On a recent trip to Africa, U.S. Secretary of State Hillary Clinton told members of the African Union, or AU, that the United States seeks partnerships with African peoples, nations and institutions. One of the goals shared by the U.S. and the AU is advancing the spread of democracy throughout Africa.
More than half the countries in Sub-Saharan Africa have embraced democratic, constitutional, multi-party rule. Botswana, Ghana, and Tanzania, have spent decades building institutions and a tradition of peaceful democratic transitions.
Other African nations have been also making important advances. In Nigeria, President Goodluck Jonathan, was inaugurated recently after an election that many assessed as much improved over previous elections. Benin and Malawi both held successful elections this spring, building on previous successful multiparty contests. And Kenya's democracy got a boost from last year's referendum on its new constitution.

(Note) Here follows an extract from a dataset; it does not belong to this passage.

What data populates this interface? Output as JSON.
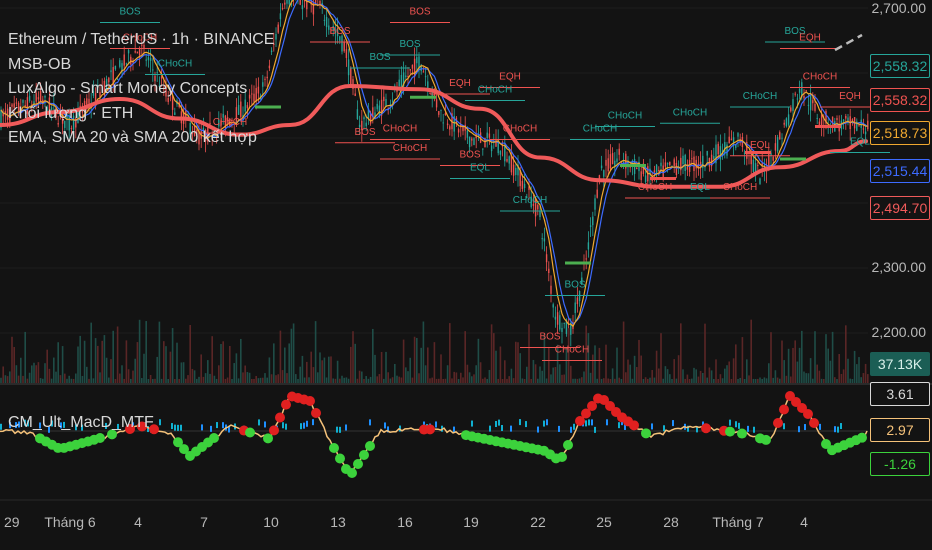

Nevertheless, too many people in Africa still live under despotic rulers, men who care too much about remaining in power and too little about the welfare of the people they govern. This very approach is being rejected by countries in North Africa and the Middle East. After years of living under dictatorships, people have demanded new leadership. This message has significance for leaders in Africa and elsewhere who hold on to power at all costs, who suppress dissent, who enrich themselves and their supporters at the expense of their own people.
"To those leaders our message must be clear," said Secretary Clinton. "Rise to this historic occasion; show leadership by embracing a true path that honors your people's aspirations; create a future that your young people will believe in, defend, and help build. Because. . .if you do not desire to help your own people work and live with dignity, you are on the wrong side of history, and time will prove that."
The United States pledges its support for those African nations that are committed to building a free, peaceful, and prosperous future. And the U.S. looks to institutions like the African Union that are dedicated to democracy and good governance to encourage countries to walk that path or risk total isolation.